Handsome couple, swell clothes, upper-crust settings, smart, sexually sparring dialogue and a plot device that contrives to keep the pair apart until you think you -- and they -- are about to burst. It worked in 1939. It worked in 1957, when it was retitled An Affair to Remember. It even worked last year when it was extensively quoted in Sleepless in Seattle. How is it, then, that Love Affair doesn't work in 1994?

Probably because it's been postmodernized. Previously Terry (Annette Bening in the new version) was a virgin, perkily defending that status while the threat to her innocence, Mike the Playboy (Warren Beatty), was shadowed by Catholic guilt about his careless ways. (Remember those poignant visits to his wise old auntie's chapel?) These scruples served two functions: they heated up forbidden desires, and they gave a certain bent logic to the three-month hiatus the couple imposed on their affair, ostensibly to shed other commitments, really for the chaste contemplation of this one's radical implications.
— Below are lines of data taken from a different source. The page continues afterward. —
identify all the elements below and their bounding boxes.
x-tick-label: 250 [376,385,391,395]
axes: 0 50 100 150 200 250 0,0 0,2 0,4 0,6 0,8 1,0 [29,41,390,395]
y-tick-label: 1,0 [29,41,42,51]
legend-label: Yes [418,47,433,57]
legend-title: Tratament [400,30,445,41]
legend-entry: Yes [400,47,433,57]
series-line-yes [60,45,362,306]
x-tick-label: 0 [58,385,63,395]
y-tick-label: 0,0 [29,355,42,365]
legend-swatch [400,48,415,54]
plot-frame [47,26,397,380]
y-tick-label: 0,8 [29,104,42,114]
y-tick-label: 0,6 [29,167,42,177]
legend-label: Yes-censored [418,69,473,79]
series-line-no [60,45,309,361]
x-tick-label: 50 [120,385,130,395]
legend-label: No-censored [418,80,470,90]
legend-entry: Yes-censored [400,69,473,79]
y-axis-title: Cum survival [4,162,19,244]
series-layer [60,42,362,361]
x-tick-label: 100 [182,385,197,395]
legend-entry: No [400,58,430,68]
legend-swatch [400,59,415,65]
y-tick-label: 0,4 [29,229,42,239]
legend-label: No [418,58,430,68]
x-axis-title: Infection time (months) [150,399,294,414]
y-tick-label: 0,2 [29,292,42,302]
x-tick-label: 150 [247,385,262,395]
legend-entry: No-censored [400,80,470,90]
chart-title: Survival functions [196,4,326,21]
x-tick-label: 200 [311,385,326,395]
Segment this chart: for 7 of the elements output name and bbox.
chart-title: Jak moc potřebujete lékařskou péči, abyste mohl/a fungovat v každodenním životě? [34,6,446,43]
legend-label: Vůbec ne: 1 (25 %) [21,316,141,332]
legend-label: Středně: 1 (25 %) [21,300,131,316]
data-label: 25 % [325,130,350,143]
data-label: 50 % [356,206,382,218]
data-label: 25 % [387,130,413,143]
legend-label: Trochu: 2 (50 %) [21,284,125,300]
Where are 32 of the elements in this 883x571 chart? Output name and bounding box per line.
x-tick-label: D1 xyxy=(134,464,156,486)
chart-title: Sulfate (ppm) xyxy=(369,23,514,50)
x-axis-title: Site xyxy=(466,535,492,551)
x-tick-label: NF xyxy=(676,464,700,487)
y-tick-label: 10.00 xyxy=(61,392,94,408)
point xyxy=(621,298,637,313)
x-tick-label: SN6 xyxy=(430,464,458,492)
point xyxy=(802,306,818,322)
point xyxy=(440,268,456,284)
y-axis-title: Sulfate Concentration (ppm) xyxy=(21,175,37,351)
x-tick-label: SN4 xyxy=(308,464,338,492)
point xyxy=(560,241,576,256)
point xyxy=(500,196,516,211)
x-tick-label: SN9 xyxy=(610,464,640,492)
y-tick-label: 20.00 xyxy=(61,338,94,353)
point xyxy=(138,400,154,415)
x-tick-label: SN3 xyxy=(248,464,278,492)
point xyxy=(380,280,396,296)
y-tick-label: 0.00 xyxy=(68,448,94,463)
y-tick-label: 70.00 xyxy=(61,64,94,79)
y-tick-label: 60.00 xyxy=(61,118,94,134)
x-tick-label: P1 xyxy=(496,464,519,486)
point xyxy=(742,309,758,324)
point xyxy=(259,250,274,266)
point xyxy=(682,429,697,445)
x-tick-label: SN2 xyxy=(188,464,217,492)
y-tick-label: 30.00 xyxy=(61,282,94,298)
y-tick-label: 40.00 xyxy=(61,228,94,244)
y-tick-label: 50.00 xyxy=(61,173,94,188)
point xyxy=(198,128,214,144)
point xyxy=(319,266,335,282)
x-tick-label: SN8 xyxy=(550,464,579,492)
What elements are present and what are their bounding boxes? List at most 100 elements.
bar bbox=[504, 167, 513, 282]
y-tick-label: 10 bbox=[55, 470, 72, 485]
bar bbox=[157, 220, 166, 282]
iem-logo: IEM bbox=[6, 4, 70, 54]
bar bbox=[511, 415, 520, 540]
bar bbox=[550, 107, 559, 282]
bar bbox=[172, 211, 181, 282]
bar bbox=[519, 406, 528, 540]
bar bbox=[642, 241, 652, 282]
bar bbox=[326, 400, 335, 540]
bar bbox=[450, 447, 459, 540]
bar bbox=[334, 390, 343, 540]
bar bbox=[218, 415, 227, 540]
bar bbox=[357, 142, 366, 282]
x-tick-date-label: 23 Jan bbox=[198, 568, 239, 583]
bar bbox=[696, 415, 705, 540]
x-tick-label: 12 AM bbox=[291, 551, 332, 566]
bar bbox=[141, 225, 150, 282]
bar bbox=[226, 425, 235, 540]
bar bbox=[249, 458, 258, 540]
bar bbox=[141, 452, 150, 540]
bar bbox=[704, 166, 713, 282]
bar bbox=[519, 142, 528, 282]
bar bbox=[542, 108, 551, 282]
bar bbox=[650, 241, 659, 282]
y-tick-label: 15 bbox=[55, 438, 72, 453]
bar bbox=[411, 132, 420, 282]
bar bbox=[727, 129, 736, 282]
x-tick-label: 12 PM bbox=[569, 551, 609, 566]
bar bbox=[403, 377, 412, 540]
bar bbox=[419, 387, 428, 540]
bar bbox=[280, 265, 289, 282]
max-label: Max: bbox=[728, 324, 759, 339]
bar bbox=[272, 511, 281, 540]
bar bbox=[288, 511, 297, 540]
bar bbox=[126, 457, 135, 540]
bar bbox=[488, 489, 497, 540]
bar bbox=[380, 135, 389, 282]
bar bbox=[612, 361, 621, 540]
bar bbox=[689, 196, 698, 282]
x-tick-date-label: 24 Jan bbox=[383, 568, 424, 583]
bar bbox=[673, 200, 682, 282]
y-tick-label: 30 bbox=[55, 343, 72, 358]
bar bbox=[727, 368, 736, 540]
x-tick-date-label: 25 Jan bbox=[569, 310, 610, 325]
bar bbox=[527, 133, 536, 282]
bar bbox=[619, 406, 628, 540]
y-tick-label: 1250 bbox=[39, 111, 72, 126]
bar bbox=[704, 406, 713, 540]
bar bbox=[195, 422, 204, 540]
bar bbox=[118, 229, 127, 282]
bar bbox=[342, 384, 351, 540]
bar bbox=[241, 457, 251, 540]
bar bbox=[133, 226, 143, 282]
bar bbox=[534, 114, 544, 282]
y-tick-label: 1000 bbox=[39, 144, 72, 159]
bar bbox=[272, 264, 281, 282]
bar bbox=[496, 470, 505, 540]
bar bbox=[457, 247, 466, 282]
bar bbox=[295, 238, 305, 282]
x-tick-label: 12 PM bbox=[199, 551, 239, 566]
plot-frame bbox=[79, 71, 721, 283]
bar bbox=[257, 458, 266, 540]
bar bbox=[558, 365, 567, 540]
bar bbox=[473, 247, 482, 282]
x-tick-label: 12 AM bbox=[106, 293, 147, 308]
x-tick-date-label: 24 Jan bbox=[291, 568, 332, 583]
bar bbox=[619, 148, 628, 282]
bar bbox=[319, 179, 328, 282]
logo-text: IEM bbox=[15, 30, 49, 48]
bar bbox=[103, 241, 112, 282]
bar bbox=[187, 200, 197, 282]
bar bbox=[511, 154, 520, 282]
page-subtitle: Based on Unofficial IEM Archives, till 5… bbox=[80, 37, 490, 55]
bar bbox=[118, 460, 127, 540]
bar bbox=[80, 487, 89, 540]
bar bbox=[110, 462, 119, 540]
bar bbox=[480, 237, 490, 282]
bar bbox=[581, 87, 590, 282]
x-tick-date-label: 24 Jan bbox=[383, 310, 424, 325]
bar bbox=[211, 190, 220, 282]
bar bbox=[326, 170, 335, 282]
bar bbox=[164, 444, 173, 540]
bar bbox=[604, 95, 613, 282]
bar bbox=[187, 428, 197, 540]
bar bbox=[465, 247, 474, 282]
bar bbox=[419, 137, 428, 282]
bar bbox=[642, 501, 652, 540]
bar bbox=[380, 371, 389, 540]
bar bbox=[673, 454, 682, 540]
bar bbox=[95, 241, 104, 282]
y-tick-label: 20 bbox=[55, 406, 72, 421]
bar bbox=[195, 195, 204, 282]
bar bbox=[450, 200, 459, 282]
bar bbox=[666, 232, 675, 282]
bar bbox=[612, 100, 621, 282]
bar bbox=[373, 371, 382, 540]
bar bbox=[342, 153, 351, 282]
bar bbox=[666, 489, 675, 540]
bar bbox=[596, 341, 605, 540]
You can see why Beatty (who produced the film and co-wrote it with Robert Towne) was drawn to this story; for a famous womanizer, it must have emotionally autobiographical elements. But he also recognized that maidenly virtue and religiously inspired guilt are tough sells these days. Under Glenn Gordon Caron's uninflected direction, there are no chapels (though a distressingly feeble Katharine Hepburn appears as the aunt), the couple consummates quickly, and the 90-day wait for their famous date atop the Empire State Building is motivated by no more than a postcoital fear of rushing into something. Not much suspense in that. Some of us religious and romantic skeptics have always thought this was a loathsomely pious and sentimental tale, but in a way we were wrong. Shorn of those qualities, it just dries up and blows away.